Gossau beweist uns, dass die Zeit der verstaubten Beamtenstuben endgültig vorbei ist und rüstet sich für die Anforderungen der Mitarbeitenden in der Zukunft.
𝙒𝙖𝙨 𝙞𝙨𝙩 𝙧𝙞𝙘𝙝𝙩𝙞𝙜?
Noch befinden wir uns, nach meiner Meinung, in einer Umbruchsphase und ganz viele Organisationsformen sind erfolgreich. In der Rekrutierung begegnen wir Persönlichkeiten aller Generationen. Für beide Seiten, Arbeitgeber und Arbeitnehmer, sind unterschiedliche Organisationsformen ideal und möglich.
Es gibt immer Organisationen, die innovativ voraus gehen und aufzeigen was möglich ist. Die Umfrage hat aufgezeigt, dass viele Gemeindeverwaltungen innovativ unterwegs sind und sich mit New Work auseinandersetzen. Wohin und wie schnell die Reise wirklich geht, wird die Zukunft weisen.

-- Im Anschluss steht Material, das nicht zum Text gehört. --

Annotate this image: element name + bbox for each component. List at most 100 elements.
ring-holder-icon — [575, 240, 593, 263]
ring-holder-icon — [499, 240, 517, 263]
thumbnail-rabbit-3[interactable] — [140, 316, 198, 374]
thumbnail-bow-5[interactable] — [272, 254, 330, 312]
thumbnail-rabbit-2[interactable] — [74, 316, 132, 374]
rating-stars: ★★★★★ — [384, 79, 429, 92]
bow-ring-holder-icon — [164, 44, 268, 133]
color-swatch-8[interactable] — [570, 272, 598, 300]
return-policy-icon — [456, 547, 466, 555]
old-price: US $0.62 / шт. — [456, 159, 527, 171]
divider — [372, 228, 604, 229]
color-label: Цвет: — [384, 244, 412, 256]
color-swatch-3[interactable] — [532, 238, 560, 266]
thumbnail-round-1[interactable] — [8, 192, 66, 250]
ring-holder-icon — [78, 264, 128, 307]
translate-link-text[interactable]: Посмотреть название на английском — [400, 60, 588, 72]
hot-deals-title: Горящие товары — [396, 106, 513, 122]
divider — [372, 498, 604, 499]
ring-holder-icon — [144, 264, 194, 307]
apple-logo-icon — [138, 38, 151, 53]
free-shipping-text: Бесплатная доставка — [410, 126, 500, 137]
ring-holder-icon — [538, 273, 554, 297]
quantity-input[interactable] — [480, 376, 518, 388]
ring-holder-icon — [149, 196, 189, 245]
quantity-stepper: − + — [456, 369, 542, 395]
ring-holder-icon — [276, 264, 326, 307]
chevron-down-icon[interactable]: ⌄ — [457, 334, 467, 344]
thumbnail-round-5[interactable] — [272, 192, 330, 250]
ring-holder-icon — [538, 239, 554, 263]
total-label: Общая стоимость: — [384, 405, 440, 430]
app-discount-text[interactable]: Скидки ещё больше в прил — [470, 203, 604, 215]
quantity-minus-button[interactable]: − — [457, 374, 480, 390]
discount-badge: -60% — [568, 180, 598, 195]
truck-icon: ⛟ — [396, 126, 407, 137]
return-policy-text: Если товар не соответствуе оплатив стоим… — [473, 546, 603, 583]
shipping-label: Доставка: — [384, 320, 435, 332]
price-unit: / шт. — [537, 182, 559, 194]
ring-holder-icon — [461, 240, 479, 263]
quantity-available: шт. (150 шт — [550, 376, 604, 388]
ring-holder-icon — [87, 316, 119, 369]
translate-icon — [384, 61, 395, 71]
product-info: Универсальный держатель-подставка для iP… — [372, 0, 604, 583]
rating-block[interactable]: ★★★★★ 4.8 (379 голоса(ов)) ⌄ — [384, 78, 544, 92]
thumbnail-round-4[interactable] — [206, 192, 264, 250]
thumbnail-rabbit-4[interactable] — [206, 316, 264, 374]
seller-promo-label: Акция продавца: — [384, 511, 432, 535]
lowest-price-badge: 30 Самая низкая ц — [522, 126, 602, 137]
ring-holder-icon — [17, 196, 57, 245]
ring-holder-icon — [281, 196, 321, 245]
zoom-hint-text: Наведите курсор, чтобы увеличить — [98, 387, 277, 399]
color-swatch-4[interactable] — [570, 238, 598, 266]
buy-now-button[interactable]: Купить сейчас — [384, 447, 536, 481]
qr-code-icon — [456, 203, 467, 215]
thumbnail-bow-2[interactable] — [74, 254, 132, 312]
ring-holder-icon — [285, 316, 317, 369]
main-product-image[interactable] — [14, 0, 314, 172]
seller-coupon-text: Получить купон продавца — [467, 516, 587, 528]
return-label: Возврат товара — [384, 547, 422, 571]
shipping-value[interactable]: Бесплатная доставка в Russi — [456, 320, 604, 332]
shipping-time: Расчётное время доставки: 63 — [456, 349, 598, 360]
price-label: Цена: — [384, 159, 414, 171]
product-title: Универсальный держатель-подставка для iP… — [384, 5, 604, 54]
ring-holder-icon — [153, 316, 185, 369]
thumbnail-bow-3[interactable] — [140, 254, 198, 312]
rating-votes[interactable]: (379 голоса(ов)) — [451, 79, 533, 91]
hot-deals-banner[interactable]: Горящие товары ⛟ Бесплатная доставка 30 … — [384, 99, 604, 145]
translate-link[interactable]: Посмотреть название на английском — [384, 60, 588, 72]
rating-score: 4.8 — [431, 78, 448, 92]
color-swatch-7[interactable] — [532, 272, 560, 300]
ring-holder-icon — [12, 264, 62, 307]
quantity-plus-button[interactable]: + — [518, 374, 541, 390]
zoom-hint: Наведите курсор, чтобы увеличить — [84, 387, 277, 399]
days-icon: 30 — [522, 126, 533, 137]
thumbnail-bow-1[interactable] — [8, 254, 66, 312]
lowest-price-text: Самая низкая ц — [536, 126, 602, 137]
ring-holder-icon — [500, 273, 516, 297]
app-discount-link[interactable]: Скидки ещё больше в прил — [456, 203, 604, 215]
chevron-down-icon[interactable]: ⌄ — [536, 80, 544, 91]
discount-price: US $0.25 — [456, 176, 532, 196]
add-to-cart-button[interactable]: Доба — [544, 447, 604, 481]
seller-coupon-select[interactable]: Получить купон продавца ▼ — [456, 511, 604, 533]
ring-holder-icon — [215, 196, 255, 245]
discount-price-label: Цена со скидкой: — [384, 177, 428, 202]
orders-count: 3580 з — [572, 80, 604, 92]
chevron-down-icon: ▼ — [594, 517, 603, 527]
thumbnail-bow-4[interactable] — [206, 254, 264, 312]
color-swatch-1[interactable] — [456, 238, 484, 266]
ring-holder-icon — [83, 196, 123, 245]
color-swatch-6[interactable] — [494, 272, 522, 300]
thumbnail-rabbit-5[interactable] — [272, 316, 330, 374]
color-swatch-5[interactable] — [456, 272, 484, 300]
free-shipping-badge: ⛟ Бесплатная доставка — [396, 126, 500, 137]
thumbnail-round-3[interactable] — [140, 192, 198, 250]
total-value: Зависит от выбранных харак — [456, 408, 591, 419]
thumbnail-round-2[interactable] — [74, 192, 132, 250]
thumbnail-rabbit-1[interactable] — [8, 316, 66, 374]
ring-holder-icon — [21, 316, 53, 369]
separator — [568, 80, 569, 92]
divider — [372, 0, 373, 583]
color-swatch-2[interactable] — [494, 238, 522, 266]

Was bleibt ist der Grundgedanke für New Work:
𝙉𝙚𝙬 𝙒𝙤𝙧𝙠: 𝙣𝙚𝙪𝙚 𝙈𝙚𝙣𝙨𝙘𝙝𝙚𝙣, 𝙣𝙚𝙪𝙚 𝙏𝙚𝙘𝙝𝙣𝙤𝙡𝙤𝙜𝙞𝙚𝙣, 𝙣𝙚𝙪𝙚 𝘼𝙧𝙗𝙚𝙞𝙩𝙨𝙥𝙡𝙖̈𝙩𝙯𝙚 𝙪𝙣𝙙 𝙋𝙧𝙤𝙯𝙚𝙨𝙨𝙚 – 𝙨𝙩𝙚𝙩𝙨 𝙢𝙞𝙩 𝙙𝙚𝙢 𝙕𝙞𝙚𝙡, 𝙙𝙖𝙨 𝙊𝙥𝙩𝙞𝙢𝙪𝙢 𝙛𝙪̈𝙧 𝙙𝙞𝙚 𝙈𝙚𝙣𝙨𝙘𝙝𝙚𝙣 – 𝙛𝙪̈𝙧 𝙋𝙚𝙧𝙨𝙤̈𝙣𝙡𝙞𝙘𝙝𝙠𝙚𝙞𝙩𝙚𝙣 𝙯𝙪 𝙨𝙘𝙝𝙖𝙛𝙛𝙚𝙣.